070 Shake - You can't kill me

G.O.O.D. / Def Jam
VÖ: 03.06.2022
Unsere Bewertung: 6/10
6/10
Eure Ø-Bewertung: 7/10
7/10

Lupfen jetzt

Man stelle sich mal vor, da wird man mit gerade 20 Jahren in einem Champions-League-Finale eingewechselt und schießt das entscheidende Tor. Ein Tor für die Geschichtsbücher, ein Tor für die Ewigkeit. Der Lars-Ricken-Moment quasi. Dass er in seiner Karriere bis dahin bereits einige andere Meilensteine erfolgreich hinter sich gelassen hat – geschenkt. Aber wie kann es danach normal weitergehen? Wie hoch setzt man die Messlatte mit solch einer Leistung? Man kann daran nur scheitern, egal wie sehr man sich bemüht. Das musikalische Äquivalent könnte man – Stand 2022 – in Danielle Balbuena a.k.a. 070 Shake sehen. Die ist nämlich ebenfalls frische 20 Jahre alt, als sie auf Kanyes "Ye" den wahrscheinlich beeindruckendsten Moment der jüngeren West'schen Diskografie abliefert. Ihr jubilierendes Grölen auf "Ghost town" ist die Bogenlampe aus 25 Metern, ist eine Offenbarung. Aber wie kann es danach normal weitergehen?
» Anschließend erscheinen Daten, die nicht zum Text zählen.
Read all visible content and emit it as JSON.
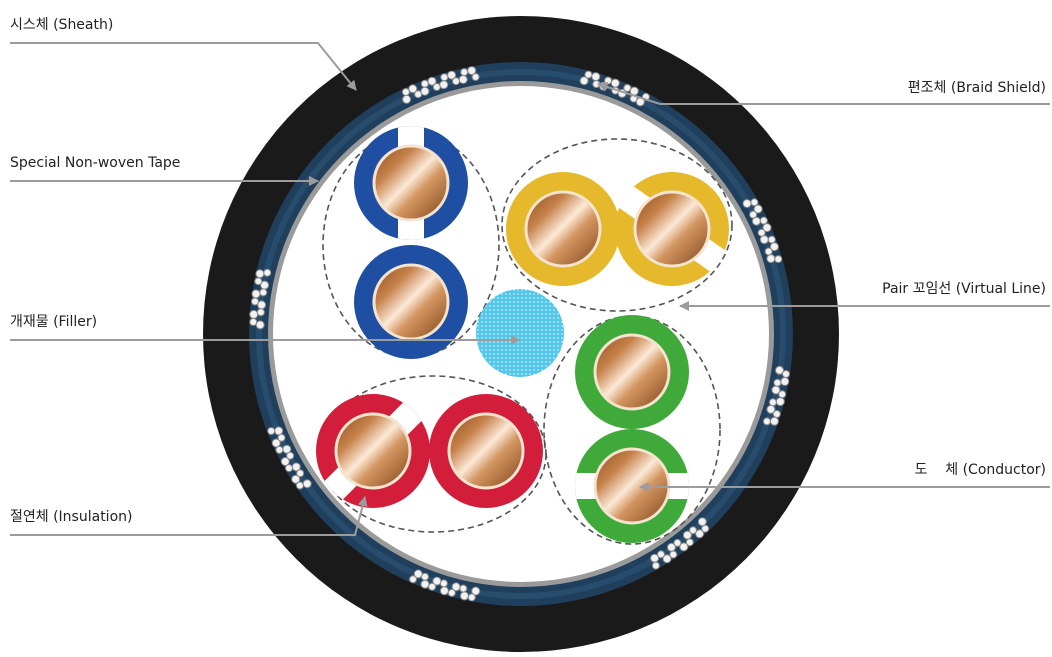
{
  "labels": {
    "sheath": "시스체 (Sheath)",
    "tape": "Special Non-woven Tape",
    "filler": "개재물 (Filler)",
    "insulation": "절연체 (Insulation)",
    "braid": "편조체 (Braid Shield)",
    "pair": "Pair 꼬임선 (Virtual Line)",
    "conductor": "도    체 (Conductor)"
  },
  "colors": {
    "sheath": "#1a1a1a",
    "braid_layer": "#1f3f5c",
    "tape_ring": "#9a9a9a",
    "core_bg": "#ffffff",
    "blue_pair": "#1f4fa3",
    "yellow_pair": "#e6b92c",
    "red_pair": "#d21e3b",
    "green_pair": "#3faa3a",
    "filler": "#4cc3e8",
    "conductor": "#b87333",
    "leader_line": "#9c9c9c"
  }
}
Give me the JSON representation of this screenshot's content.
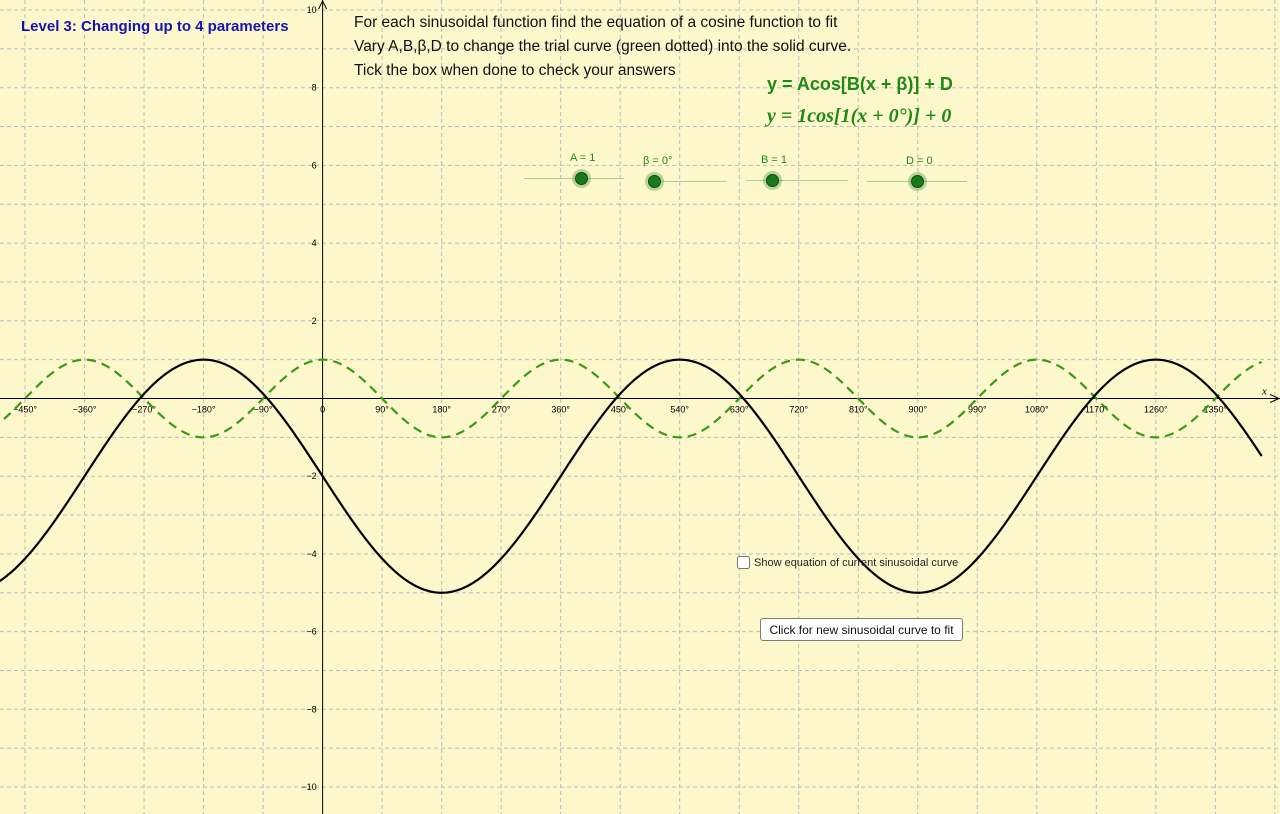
{
  "level_title": "Level 3: Changing up to 4 parameters",
  "instructions": [
    "For each sinusoidal function find the equation of a cosine function to fit",
    "Vary A,B,β,D to change the trial curve (green dotted) into the solid curve.",
    "Tick the box when done to check your answers"
  ],
  "equation_general": "y = Acos[B(x + β)] + D",
  "equation_current": "y = 1cos[1(x + 0°)] + 0",
  "sliders": [
    {
      "name": "A",
      "label": "A = 1",
      "value": 1
    },
    {
      "name": "beta",
      "label": "β = 0°",
      "value": 0
    },
    {
      "name": "B",
      "label": "B = 1",
      "value": 1
    },
    {
      "name": "D",
      "label": "D = 0",
      "value": 0
    }
  ],
  "checkbox": {
    "label": "Show equation of current sinusoidal curve",
    "checked": false
  },
  "new_curve_button": "Click for new sinusoidal curve to fit",
  "colors": {
    "background": "#fdf8cc",
    "trial_curve": "#3a9a14",
    "target_curve": "#000000",
    "grid": "#bcbcbc",
    "title": "#1414b4"
  },
  "chart_data": {
    "type": "line",
    "x_axis_label": "x",
    "y_axis_label": "",
    "x_unit": "degrees",
    "xlim": [
      -520,
      1400
    ],
    "ylim": [
      -10.5,
      10.5
    ],
    "grid": true,
    "x_ticks": [
      -450,
      -360,
      -270,
      -180,
      -90,
      0,
      90,
      180,
      270,
      360,
      450,
      540,
      630,
      720,
      810,
      900,
      990,
      1080,
      1170,
      1260,
      1350
    ],
    "x_tick_labels": [
      "−450°",
      "−360°",
      "−270°",
      "−180°",
      "−90°",
      "0",
      "90°",
      "180°",
      "270°",
      "360°",
      "450°",
      "540°",
      "630°",
      "720°",
      "810°",
      "900°",
      "990°",
      "1080°",
      "1170°",
      "1260°",
      "1350°"
    ],
    "y_ticks": [
      -10,
      -8,
      -6,
      -4,
      -2,
      2,
      4,
      6,
      8,
      10
    ],
    "y_tick_labels": [
      "−10",
      "−8",
      "−6",
      "−4",
      "−2",
      "2",
      "4",
      "6",
      "8",
      "10"
    ],
    "series": [
      {
        "style": "dashed",
        "color": "#3a9a14",
        "A": 1,
        "B": 1,
        "beta": 0,
        "D": 0
      },
      {
        "style": "solid",
        "color": "#000000",
        "A": 3,
        "B": 0.5,
        "beta": 180,
        "D": -2
      }
    ]
  }
}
Mittlerweile ist Balbuena zwar immer noch erst Mitte 20, aber langsam wird es ernst, könnte man sehr überspitzt sagen. Also so ernst, wie es mit Dutzenden Millionen Streams halt werden kann. War die Rezeption von 070 Shakes Debütalbum "Modus Vivendi" 2020 prinzipiell sehr wohlwollend, fehlte doch irgendwo der letzte Knalleffekt, den man sich ein bisschen zu gierig erhofft hatte. Ein Problem, das sich mit ihrem zweiten Album "You can't kill me" fortsetzt. Das Amalgam aus Pop, Rap und R'n'B ist zwar weit weg davon, eine zähe Masse zu sein, die jeglichen Charakter erstickt, und doch sind die 14 Songs stellenweise ein Blob, in dem Songs sich zu wiederholen scheinen und wahrnehmbare Highlights gesucht werden müssen.
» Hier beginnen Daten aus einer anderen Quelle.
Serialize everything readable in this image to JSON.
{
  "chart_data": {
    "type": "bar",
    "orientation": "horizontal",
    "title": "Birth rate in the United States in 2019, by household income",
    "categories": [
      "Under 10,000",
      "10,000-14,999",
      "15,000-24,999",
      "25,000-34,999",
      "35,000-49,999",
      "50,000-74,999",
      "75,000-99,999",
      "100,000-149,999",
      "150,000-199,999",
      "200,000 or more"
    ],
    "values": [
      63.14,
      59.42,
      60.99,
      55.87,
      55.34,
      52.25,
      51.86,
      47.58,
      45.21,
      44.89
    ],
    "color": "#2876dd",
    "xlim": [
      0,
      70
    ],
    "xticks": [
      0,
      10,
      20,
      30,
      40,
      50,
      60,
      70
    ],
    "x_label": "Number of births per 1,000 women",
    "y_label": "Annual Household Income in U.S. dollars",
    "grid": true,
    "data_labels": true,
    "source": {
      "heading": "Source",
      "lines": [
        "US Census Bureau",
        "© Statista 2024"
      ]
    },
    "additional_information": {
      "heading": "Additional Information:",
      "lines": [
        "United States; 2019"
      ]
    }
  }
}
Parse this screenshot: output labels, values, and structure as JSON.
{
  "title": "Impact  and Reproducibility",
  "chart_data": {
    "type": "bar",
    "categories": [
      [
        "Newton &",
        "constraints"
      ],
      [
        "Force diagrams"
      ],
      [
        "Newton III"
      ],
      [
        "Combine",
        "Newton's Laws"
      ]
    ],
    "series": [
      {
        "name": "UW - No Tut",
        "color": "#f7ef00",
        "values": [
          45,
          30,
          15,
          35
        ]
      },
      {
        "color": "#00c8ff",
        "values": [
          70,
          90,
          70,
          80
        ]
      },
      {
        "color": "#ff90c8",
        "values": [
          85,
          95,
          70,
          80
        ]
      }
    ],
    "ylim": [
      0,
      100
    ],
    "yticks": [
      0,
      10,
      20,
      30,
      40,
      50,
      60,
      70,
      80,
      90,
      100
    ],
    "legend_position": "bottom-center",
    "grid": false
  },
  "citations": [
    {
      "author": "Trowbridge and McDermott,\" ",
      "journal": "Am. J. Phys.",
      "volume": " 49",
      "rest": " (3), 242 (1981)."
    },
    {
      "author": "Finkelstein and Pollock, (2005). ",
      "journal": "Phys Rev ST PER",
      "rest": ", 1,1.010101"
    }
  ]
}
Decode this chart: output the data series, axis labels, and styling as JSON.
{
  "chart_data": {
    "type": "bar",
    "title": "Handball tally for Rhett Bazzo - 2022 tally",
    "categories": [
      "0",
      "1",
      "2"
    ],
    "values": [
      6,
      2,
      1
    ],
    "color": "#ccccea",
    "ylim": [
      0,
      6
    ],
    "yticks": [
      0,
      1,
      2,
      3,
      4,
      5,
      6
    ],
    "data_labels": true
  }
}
So tastet man sich anfangs durch wie Bettlaken aufgespannte Synthie-Flächen, die sich im Wind heben und so zumindest ein Grundbedürfnis an Ästhetik erfüllen. Bis bei "History" das erste Mal hektische Drums ein bisschen Unruhe reinbringen und man die Laken reinholt. Oder in "Blue velvet" Streicher und Bläser behutsam Volumen in die Song-Installationen pusten, dass sie abheben könnten. Das reicht freilich nur, um die Ungeduld in Zaum zu halten. Aber dann endlich der erste richtige Knalleffekt, der auf die Endorphine-Freigabetaste prügelt: Die Techno-Effekte von "Cocoon" scheinen samt langer Ramp auf einen unvermeidbaren Drop hinauszulaufen, nur um dann irgendwo mitten im Takt die bösesten Drums des bisherigen HipHop-Jahres hereinbrechen zu lassen. Zu diesem Song formt man die Faust instinktiv zur Gewinnergeste.

Warum die New Jerseyerin die Hörer*innen so lange auf die Folter spannt, bis sie Futter in den ausgezehrten Leib schüttet, bleibt ein Rätsel. Auch das mit seinen dumpfen Effekten einem Unterwasserballett gleichende "Body" mit Christine And The Queens wird zum Überraschungshit, und von da an finden sich plötzlich überall die gesuchten Highlights. Gitarrenmelodien, brummende Basslines, sogar 070 Shakes Stimme bekommt wieder die Kraft, die sie in den Gemurmel-Abschnitten zwischenzeitlich fast vollständig verliert. Auf "Stay" kratzen ihre Vocals sich durch den Tracks, bis sie in einem öffnendem Gesang freigelassen werden. Dann ist man unweigerlich wieder bei diesem Lars-Ricken-Moment, ohne ihn ganz reproduzieren zu können. 070 Shakes Problem ist nicht ihre Musik, sondern die selbst gelegte Latte, an der sie sich messen lassen muss.

(Arne Lehrke)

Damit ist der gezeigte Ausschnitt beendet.